ㅤВ гробовой тишине дома звук дверного звонка показался взрывом. Эмили вздрогнула, уронив чашку с остывшим чаем, который она так и не решилась выпить. Зеленые осколки фарфора разлетелись по кухонному полу, смешавшись с рассыпавшимися чайными листьями. Она не хотела никого видеть. Не хотела говорить. Она хотела забиться в самый темный угол и чтобы все просто оставили её в покое.

ㅤНа пороге стояла София. Она выглядела на десять лет старше. Темные, почти фиолетовые круги под глазами, осунувшееся лицо, в одной руке – скомканная пачка сигарет, хотя Эмили точно знала, что она не курит, в другой – белый конверт.

– Впусти меня, – голос Софии был хриплым, прокуренным, будто она не спала все эти две недели. – Пожалуйста. Это важно.

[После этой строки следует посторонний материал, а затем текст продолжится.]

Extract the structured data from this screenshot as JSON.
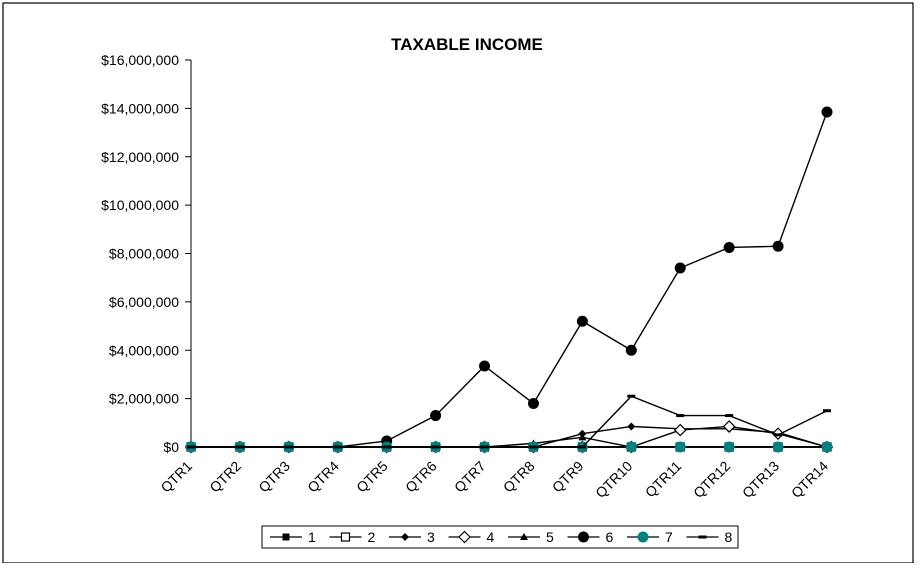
{
  "chart_data": {
    "type": "line",
    "title": "TAXABLE INCOME",
    "xlabel": "",
    "ylabel": "",
    "categories": [
      "QTR1",
      "QTR2",
      "QTR3",
      "QTR4",
      "QTR5",
      "QTR6",
      "QTR7",
      "QTR8",
      "QTR9",
      "QTR10",
      "QTR11",
      "QTR12",
      "QTR13",
      "QTR14"
    ],
    "ylim": [
      0,
      16000000
    ],
    "yticks": [
      0,
      2000000,
      4000000,
      6000000,
      8000000,
      10000000,
      12000000,
      14000000,
      16000000
    ],
    "ytick_labels": [
      "$0",
      "$2,000,000",
      "$4,000,000",
      "$6,000,000",
      "$8,000,000",
      "$10,000,000",
      "$12,000,000",
      "$14,000,000",
      "$16,000,000"
    ],
    "grid": false,
    "legend_position": "bottom",
    "series": [
      {
        "name": "1",
        "marker": "square-filled",
        "color": "#000000",
        "values": [
          0,
          0,
          0,
          0,
          0,
          0,
          0,
          0,
          0,
          0,
          0,
          0,
          0,
          0
        ]
      },
      {
        "name": "2",
        "marker": "square-open",
        "color": "#000000",
        "values": [
          0,
          0,
          0,
          0,
          0,
          0,
          0,
          0,
          0,
          0,
          0,
          0,
          0,
          0
        ]
      },
      {
        "name": "3",
        "marker": "diamond-filled",
        "color": "#000000",
        "values": [
          0,
          0,
          0,
          0,
          0,
          0,
          0,
          0,
          550000,
          850000,
          750000,
          750000,
          600000,
          0
        ]
      },
      {
        "name": "4",
        "marker": "diamond-open",
        "color": "#000000",
        "values": [
          0,
          0,
          0,
          0,
          0,
          0,
          0,
          0,
          0,
          0,
          700000,
          850000,
          550000,
          0
        ]
      },
      {
        "name": "5",
        "marker": "triangle-filled",
        "color": "#000000",
        "values": [
          0,
          0,
          0,
          0,
          0,
          0,
          0,
          150000,
          400000,
          0,
          0,
          0,
          0,
          0
        ]
      },
      {
        "name": "6",
        "marker": "circle-filled",
        "color": "#000000",
        "values": [
          0,
          0,
          0,
          0,
          250000,
          1300000,
          3350000,
          1800000,
          5200000,
          4000000,
          7400000,
          8250000,
          8300000,
          13850000
        ]
      },
      {
        "name": "7",
        "marker": "circle-filled",
        "color": "#008080",
        "values": [
          0,
          0,
          0,
          0,
          0,
          0,
          0,
          0,
          0,
          0,
          0,
          0,
          0,
          0
        ]
      },
      {
        "name": "8",
        "marker": "dash",
        "color": "#000000",
        "values": [
          0,
          0,
          0,
          0,
          0,
          0,
          0,
          0,
          0,
          2100000,
          1300000,
          1300000,
          500000,
          1500000
        ]
      }
    ]
  }
}
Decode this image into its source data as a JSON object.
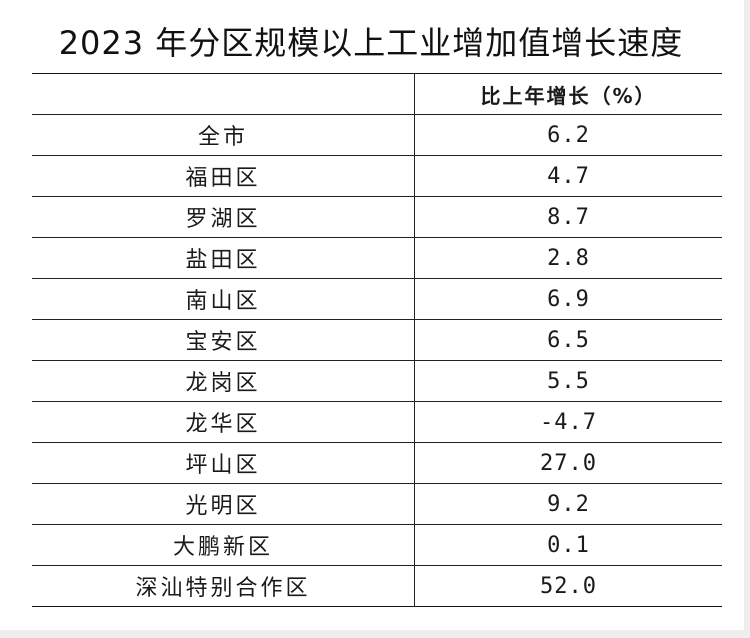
{
  "title": "2023 年分区规模以上工业增加值增长速度",
  "table": {
    "headers": [
      "",
      "比上年增长（%）"
    ],
    "rows": [
      {
        "district": "全市",
        "value": "6.2"
      },
      {
        "district": "福田区",
        "value": "4.7"
      },
      {
        "district": "罗湖区",
        "value": "8.7"
      },
      {
        "district": "盐田区",
        "value": "2.8"
      },
      {
        "district": "南山区",
        "value": "6.9"
      },
      {
        "district": "宝安区",
        "value": "6.5"
      },
      {
        "district": "龙岗区",
        "value": "5.5"
      },
      {
        "district": "龙华区",
        "value": "-4.7"
      },
      {
        "district": "坪山区",
        "value": "27.0"
      },
      {
        "district": "光明区",
        "value": "9.2"
      },
      {
        "district": "大鹏新区",
        "value": "0.1"
      },
      {
        "district": "深汕特别合作区",
        "value": "52.0"
      }
    ]
  }
}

ㅤОни молча сидели на кухне. Эмили сгребла осколки в кучку, но убирать не стала. Просто смотрела на них, на острые, опасные грани, чувствуя их притягательность.

– Мне тоже снятся кошмары, – наконец сказала София, не глядя на подругу, уставившись в зелёную кучку на полу. – Каждую ночь. Я слышу этот звук. Этот… лязг. – Она сжала кулаки, и костяшки побелели. – Но это не просто кошмары, Эмил. Вчера… вчера я нашла это у себя в комнате. На подоконнике.

ㅤОна дрожащей рукой толкнула через стол тот самый белый конверт. На нем не было ни имени, ни адреса. Только идеально ровная, ядовито-зеленая капля, похожая на росу, но пахнущая медью и лилиями.

ㅤЭмили отшатнулась, как от раскаленного железа.

– Не трогай его!

– Я уже вскрыла, – глухо сказала София. – Там ничего нет. Пусто. Но он был там. Он был в моем доме. Он знает, где я живу. Он всегда знал.

ㅤОна подняла на Эмили глаза, и в них был не просто страх. В них было холодное, бездонное отчаяние.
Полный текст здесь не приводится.